Добавить в цитаты Настройки чтения

Страница 36 из 38

Вот один раз заявляется Мишук, спрашивает:

— В воскресенье едем?

— Нет, — говорю, — отец не может, занят.

Он вздохнул. А меня вдруг осенило:

— Пошли вдвоем! От взрослых только и слышишь: «Не подходи к обрыву! В воду не лезь!» И маршруты выбирают хоженые-перехоженые. А мы одни знаешь куда дойдем? Куда не ступала нога человека!

Было это в среду. Потом два дня собирались. Все вроде взяли, только одну мелочь забыли — спички. Врагу не пожелаю — бесспичную жизнь! Ну, не в том дело. Значит, в субботу мы устроились так: я сказал дома, чтобы не ждали. Заночую, мол, у Мишука и воскресенье у них проведу. А Мишук то же самое про себя сказал: что к Вике идет.

Доехали мы благополучно на поезде. А потом, не дожидаясь автобуса или попутной, свернули на проселок. Кишлачок прошли. Степь кругом. А мы топаем.

Жара, небо — как стеклянное. Синие галки на проводах сидят, клювы разинув, — сомлели. Рюкзаки нас по спинам колотят. А когда укладку отец проверял — все бывало в порядке...

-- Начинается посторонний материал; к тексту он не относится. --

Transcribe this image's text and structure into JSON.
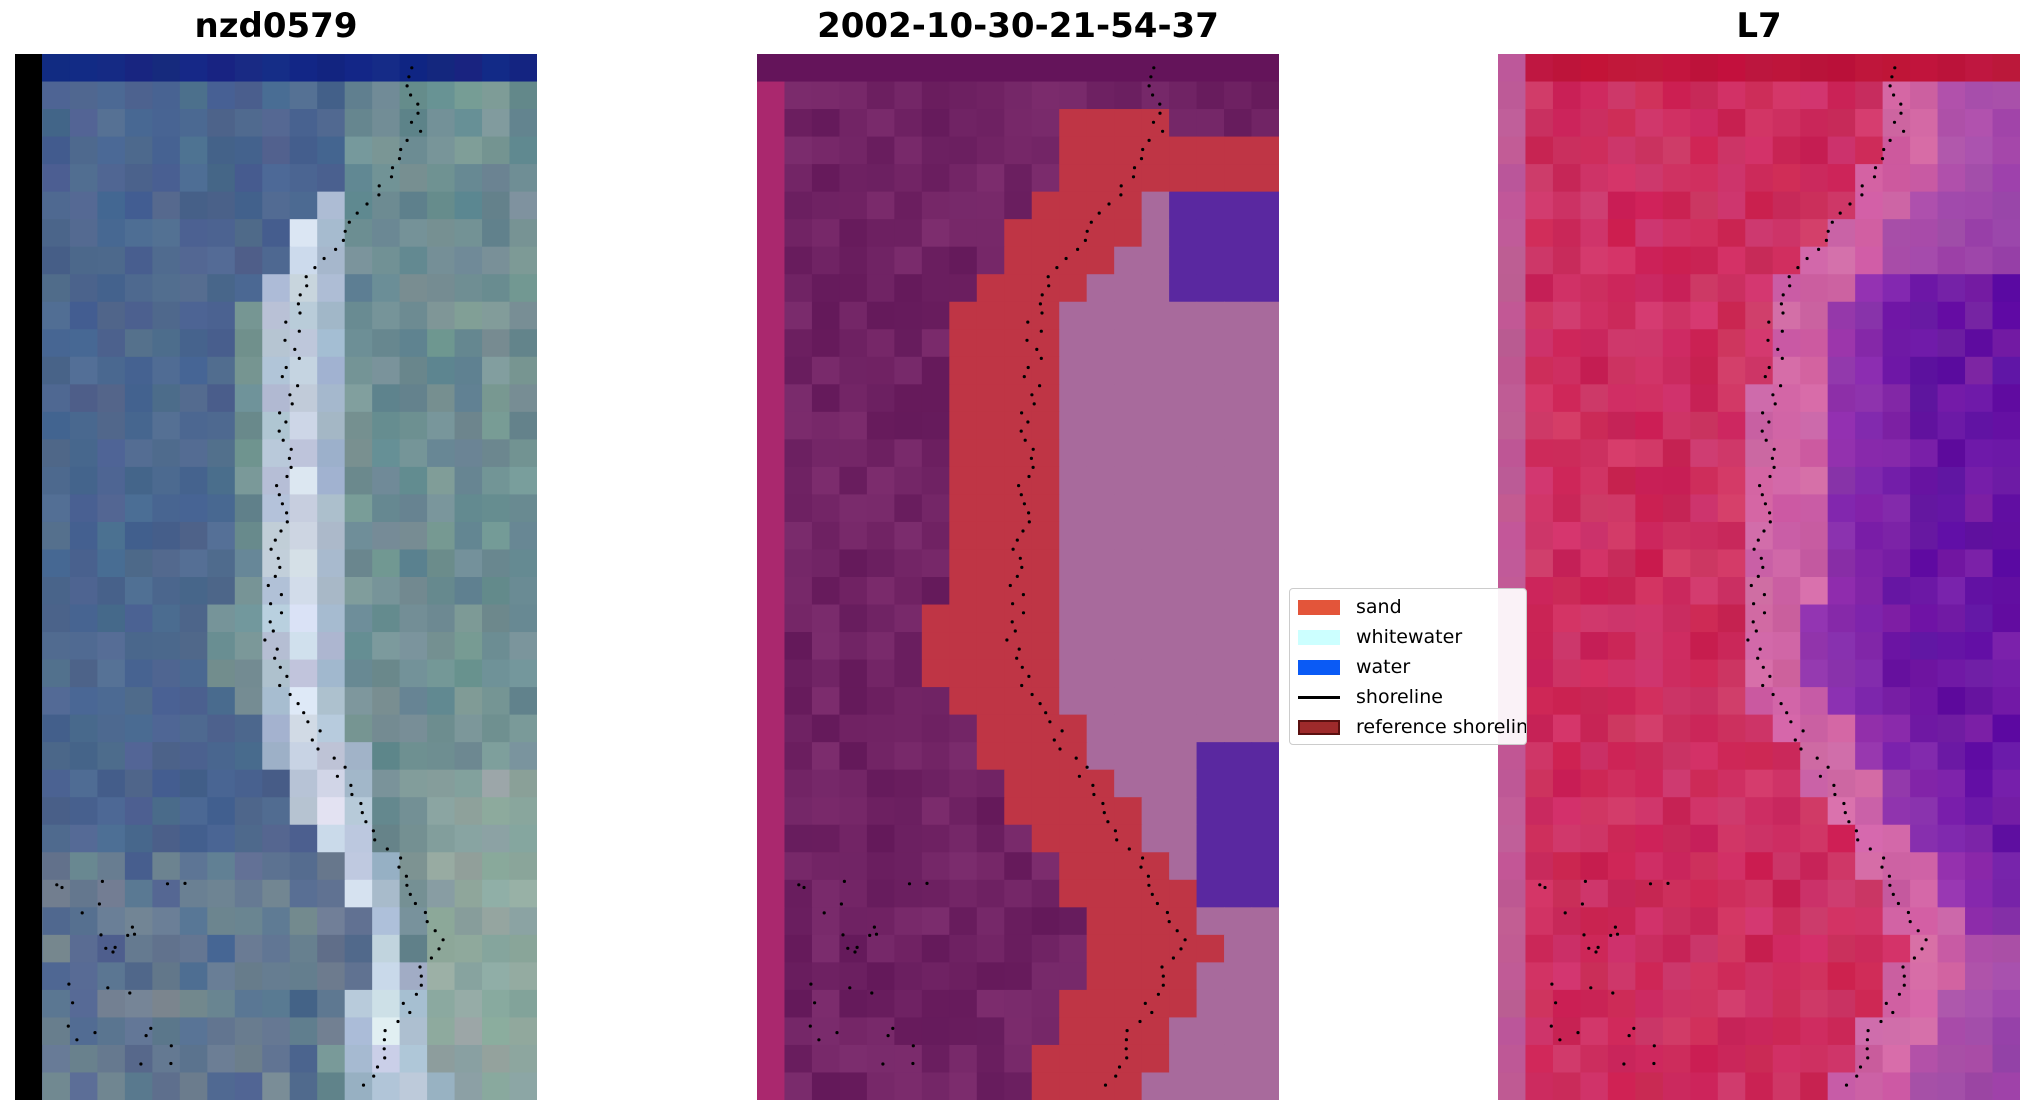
{
  "panels": [
    {
      "title": "nzd0579",
      "kind": "rgb"
    },
    {
      "title": "2002-10-30-21-54-37",
      "kind": "classified"
    },
    {
      "title": "L7",
      "kind": "index"
    }
  ],
  "legend": {
    "items": [
      {
        "label": "sand",
        "color": "#e3553a",
        "type": "patch"
      },
      {
        "label": "whitewater",
        "color": "#ccffff",
        "type": "patch"
      },
      {
        "label": "water",
        "color": "#0a5af5",
        "type": "patch"
      },
      {
        "label": "shoreline",
        "color": "#000000",
        "type": "line"
      },
      {
        "label": "reference shoreline",
        "color": "#9e2a2b",
        "type": "patch-outlined"
      }
    ]
  },
  "colors": {
    "sand_overlay": "#bf3545",
    "water_overlay": "#5a28a0",
    "whitewater_overlay": "#a86a9c",
    "land_purple": "#6a1f5c",
    "index_red": "#c8204f",
    "index_purple": "#5a0aa0"
  }
}
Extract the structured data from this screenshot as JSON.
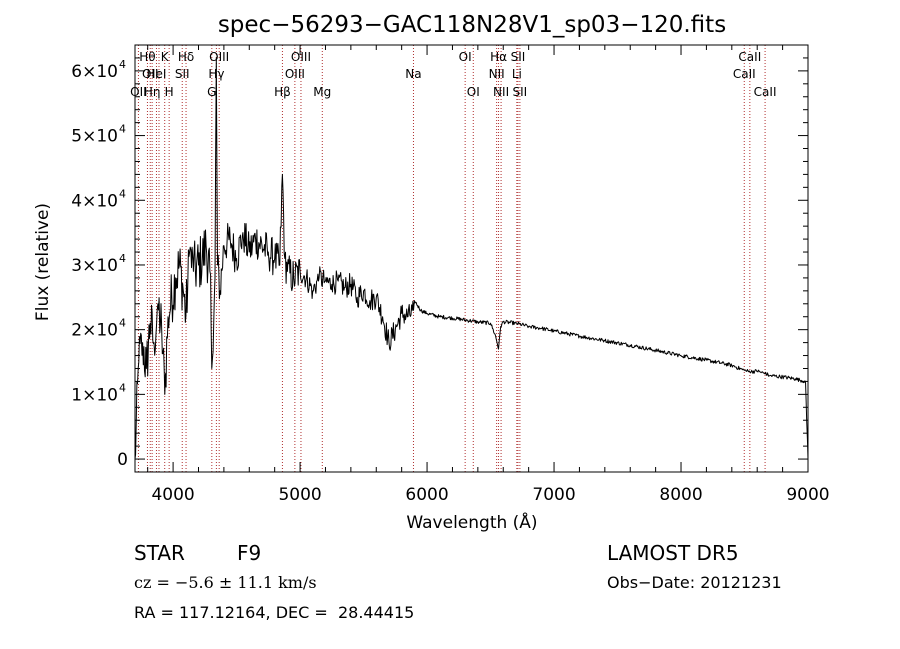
{
  "chart_data": {
    "type": "line",
    "title": "spec−56293−GAC118N28V1_sp03−120.fits",
    "xlabel": "Wavelength (Å)",
    "ylabel": "Flux (relative)",
    "xlim": [
      3700,
      9000
    ],
    "ylim": [
      -2000,
      64000
    ],
    "x_ticks": [
      4000,
      5000,
      6000,
      7000,
      8000,
      9000
    ],
    "y_ticks": [
      {
        "value": 0,
        "label": "0"
      },
      {
        "value": 10000,
        "label": "1×10",
        "exp": "4"
      },
      {
        "value": 20000,
        "label": "2×10",
        "exp": "4"
      },
      {
        "value": 30000,
        "label": "3×10",
        "exp": "4"
      },
      {
        "value": 40000,
        "label": "4×10",
        "exp": "4"
      },
      {
        "value": 50000,
        "label": "5×10",
        "exp": "4"
      },
      {
        "value": 60000,
        "label": "6×10",
        "exp": "4"
      }
    ],
    "grid": false,
    "series": [
      {
        "x": [
          3700,
          3730,
          3760,
          3790,
          3820,
          3850,
          3880,
          3910,
          3935,
          3960,
          3990,
          4020,
          4050,
          4080,
          4101,
          4130,
          4160,
          4200,
          4230,
          4260,
          4290,
          4305,
          4330,
          4340,
          4350,
          4370,
          4400,
          4450,
          4500,
          4550,
          4600,
          4650,
          4700,
          4750,
          4800,
          4840,
          4861,
          4880,
          4900,
          4950,
          5000,
          5050,
          5100,
          5150,
          5200,
          5250,
          5300,
          5350,
          5400,
          5450,
          5500,
          5550,
          5600,
          5650,
          5700,
          5750,
          5800,
          5850,
          5893,
          5900,
          5950,
          6000,
          6100,
          6200,
          6300,
          6400,
          6500,
          6540,
          6563,
          6580,
          6600,
          6700,
          6800,
          6900,
          7000,
          7200,
          7400,
          7600,
          7800,
          8000,
          8200,
          8400,
          8498,
          8542,
          8600,
          8662,
          8700,
          8800,
          8900,
          8980,
          9000
        ],
        "y": [
          0,
          15000,
          18000,
          14000,
          21000,
          18000,
          24000,
          20000,
          10000,
          22000,
          25000,
          28000,
          30000,
          26000,
          22000,
          32000,
          29000,
          30000,
          31000,
          33000,
          29000,
          14000,
          28000,
          62000,
          30000,
          26000,
          33000,
          34000,
          31000,
          35000,
          32000,
          34000,
          33000,
          32000,
          31000,
          30000,
          44000,
          31000,
          29000,
          28000,
          29000,
          28000,
          26000,
          28000,
          27500,
          27000,
          27500,
          26500,
          27000,
          25000,
          26000,
          24500,
          25000,
          22000,
          18000,
          20000,
          22500,
          22000,
          23000,
          24500,
          23000,
          22500,
          22000,
          21800,
          21500,
          21200,
          21000,
          19000,
          17000,
          20500,
          21200,
          21000,
          20500,
          20200,
          19800,
          19000,
          18300,
          17600,
          16800,
          16000,
          15300,
          14500,
          13700,
          13500,
          13600,
          13200,
          12900,
          12700,
          12400,
          12000,
          0
        ]
      }
    ],
    "lines": [
      {
        "wl": 3727,
        "labels": [
          "OII"
        ],
        "row": 2
      },
      {
        "wl": 3798,
        "labels": [
          "Hθ"
        ],
        "row": 0
      },
      {
        "wl": 3820,
        "labels": [
          "OII"
        ],
        "row": 1
      },
      {
        "wl": 3835,
        "labels": [
          "Hη"
        ],
        "row": 2
      },
      {
        "wl": 3869,
        "labels": [
          "HeI"
        ],
        "row": 1
      },
      {
        "wl": 3889,
        "labels": [],
        "row": 0
      },
      {
        "wl": 3934,
        "labels": [
          "K"
        ],
        "row": 0
      },
      {
        "wl": 3969,
        "labels": [
          "H"
        ],
        "row": 2
      },
      {
        "wl": 4072,
        "labels": [
          "SII"
        ],
        "row": 1
      },
      {
        "wl": 4102,
        "labels": [
          "Hδ"
        ],
        "row": 0
      },
      {
        "wl": 4305,
        "labels": [
          "G"
        ],
        "row": 2
      },
      {
        "wl": 4341,
        "labels": [
          "Hγ"
        ],
        "row": 1
      },
      {
        "wl": 4363,
        "labels": [
          "OIII"
        ],
        "row": 0
      },
      {
        "wl": 4861,
        "labels": [
          "Hβ"
        ],
        "row": 2
      },
      {
        "wl": 4959,
        "labels": [
          "OIII"
        ],
        "row": 1
      },
      {
        "wl": 5007,
        "labels": [
          "OIII"
        ],
        "row": 0
      },
      {
        "wl": 5175,
        "labels": [
          "Mg"
        ],
        "row": 2
      },
      {
        "wl": 5893,
        "labels": [
          "Na"
        ],
        "row": 1
      },
      {
        "wl": 6300,
        "labels": [
          "OI"
        ],
        "row": 0
      },
      {
        "wl": 6364,
        "labels": [
          "OI"
        ],
        "row": 2
      },
      {
        "wl": 6548,
        "labels": [
          "NII"
        ],
        "row": 1
      },
      {
        "wl": 6563,
        "labels": [
          "Hα"
        ],
        "row": 0
      },
      {
        "wl": 6583,
        "labels": [
          "NII"
        ],
        "row": 2
      },
      {
        "wl": 6707,
        "labels": [
          "Li"
        ],
        "row": 1
      },
      {
        "wl": 6716,
        "labels": [
          "SII"
        ],
        "row": 0
      },
      {
        "wl": 6731,
        "labels": [
          "SII"
        ],
        "row": 2
      },
      {
        "wl": 8498,
        "labels": [
          "CaII"
        ],
        "row": 1
      },
      {
        "wl": 8542,
        "labels": [
          "CaII"
        ],
        "row": 0
      },
      {
        "wl": 8662,
        "labels": [
          "CaII"
        ],
        "row": 2
      }
    ]
  },
  "info": {
    "class": "STAR",
    "subclass": "F9",
    "survey": "LAMOST DR5",
    "cz": "cz = −5.6 ± 11.1 km/s",
    "obs_date": "Obs−Date: 20121231",
    "radec": "RA = 117.12164, DEC =  28.44415"
  }
}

Значит, идем. Горы — во весь горизонт, дымчатые, прозрачные. Смотришь — вдали желтая кочка, подойдешь ближе — целая горка. Вдали — клочок зеленый, подойдешь — дерево. А горы, сколько ни шагай, все такие же, ни больше ни меньше. Рюкзаки нам всё тяжелее кажутся, к земле гнут, будто тигр на плечи прыгнул. Ботинки ноги натерли, я чуть не выл. Наконец сели отдыхать, прямо у дороги, на выгоревшую траву. Мишук и говорит:

— Вика! А может, сюда уже не ступала нога человека? Чего ей сюда ступать — ни воды, ни травы...

Я ему колею показываю — какая нога, на телегах тут ездят. Подбадриваю:

— Скрепись, брат, наше дело походное...

Потом с дороги свернули мы на тропу. А с тропы — в самые непробивные заросли. Еле продрались. Зато к ночи пришли в очень таинственное место. Чем таинственное? А вот... Поели мы всухомятку, спичек-то нет. Ощупью на подстилку травы нарвали. Легли в темноте. Руки-ноги не свои, до чего отмотались... А сон не идет. Звуки какие-то в темноте раздаются... Разобрались постепенно: шелест — от листьев, треск — от сухой веточки, когда ветер ее сломит, булькает — ручей. А вот откуда такое: через одну-две минуты повторяется «Виюрк! Виюрк!» То ближе, то вроде дальше, глуше. Заспорили мы. По-моему — сова. А Мишук свое: нет, зверь какой-нибудь. Ну, пусть зверь, оружие у нас было. Старая малокалиберка, про нее говорили: «Один раз стреляет вперед, два — назад».

— Ладно, — успокоил я, — Мишук, не бойся. С отцом ведь ходили, ничего не случалось...

Обиделся дружок:

— А кто боится?

Утром мы разглядели: вокруг — деревья фруктовые. Значит, не лес это, а полузапущенный сад, каких там много. И тропа есть, совсем рядом, зря мы сквозь колючки лезли. А таинственный ночной звук — это просто чигирь скрипел, воду подавал на квадратик джугарового поля.

Двинулись дальше, не давали друг другу пощады. И вот — такое место... Сразу поверилось: дошли! Не могла тут ступать нога человека! Тишина — как стеклянная, дохнешь — разбилась. Травы не смятые. У ежевики листья с ладонь, ягоды — как виноград, сизые, холодные, с росинкой... И воздух какой-то не такой, сладкий прямо, не надышишься.

Провели мы там день. Придумали, как ручей назвать, как — ложбину.

А под вечер он нас и окликнул — старик казах. Шел он по тропе — мы ее из-за высокой травы раньше не разглядели. Ишачка гнал, груженного сеном. Улыбнулся и говорит:

— Ак жол! Добрый путь, мальшик!

Переглянулись мы. И куда только она не ступала, эта самая нога человека?

Обратно шли злые. Чувствуем, что дома попадет. И зря. Все уже открыто, все обжито, ничего интересного не нашли.

К привалу нашему последнему вышел один человек. В плаще, рыжая бородка по краю лица, рюкзак аккуратный.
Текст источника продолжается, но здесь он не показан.